Wealthy Chinese children take class to learn Western table manners

Source:Global Times Published: 2016/6/20 18:46:43

A girl learns how to properly hold a fork at a Western etiquette course held at the high-end KEEClub in Shanghai on May 21. Photo: IC


Children from wealthy families and their parents learn table manners. Photo: IC 


An etiquette tutor teaches children how to correctly use their cutlery. Photo: IC


A teenager poses for a photo, fork in hand. Photo: IC


Two boys look at a dish served by a waitress. Photo: IC 

Gracefully cutting a steak, bearing in mind the proper technique and carefully holding their knife and fork in the way they were taught to by British etiquette tutors, a select group of wealthy Shanghai children recently learned how to become like European princes and princesses.

This Western etiquette course held at the high-end KEEClub in Shanghai last month cost 2,800 yuan ($426) for three hours.
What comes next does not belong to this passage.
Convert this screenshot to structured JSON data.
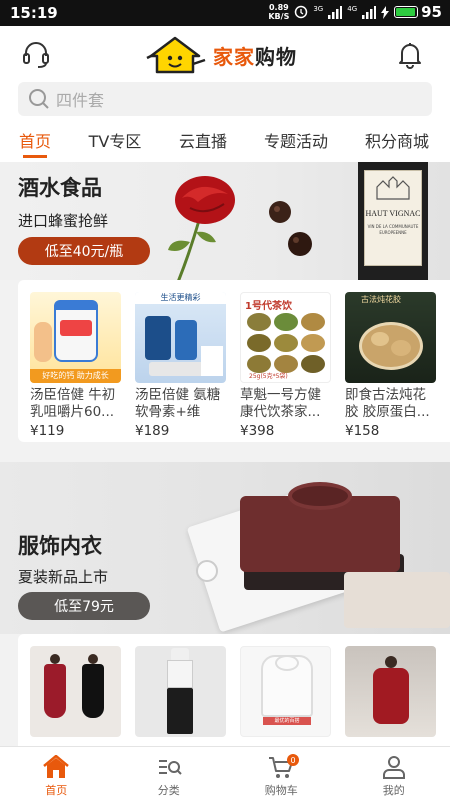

Children accompanied by their parents were taught Western table manners, such as which pieces of cutlery should be used for which courses.

It's uncertain whether a three-hour course can transform them into real little ladies and gentlemen. But similar etiquette training courses have been gaining popularity in China, along with the rapidly expanding class of nouveau riche and the middle class's increasing opportunities to do business and travel abroad.

These people are now looking to possess elite manners, not just luxury brands, to signify their social status. To cash in on this demand, James Hebbert from the UK, who hosted this etiquette course, started teaching Chinese people elite Western etiquette several years ago.

Hebbert told the media that his business has been a great success and his students include rich children, business owners and even some government officials who want to learn how to behave properly while on foreign trips.

As there are regular reports about Chinese tourists' bad manners, many people think that learning Western etiquette can improve China's international image. But some argue that it is unnecessary, claiming it is better to uphold Chinese manners and learn etiquette from real interactions rather than classes.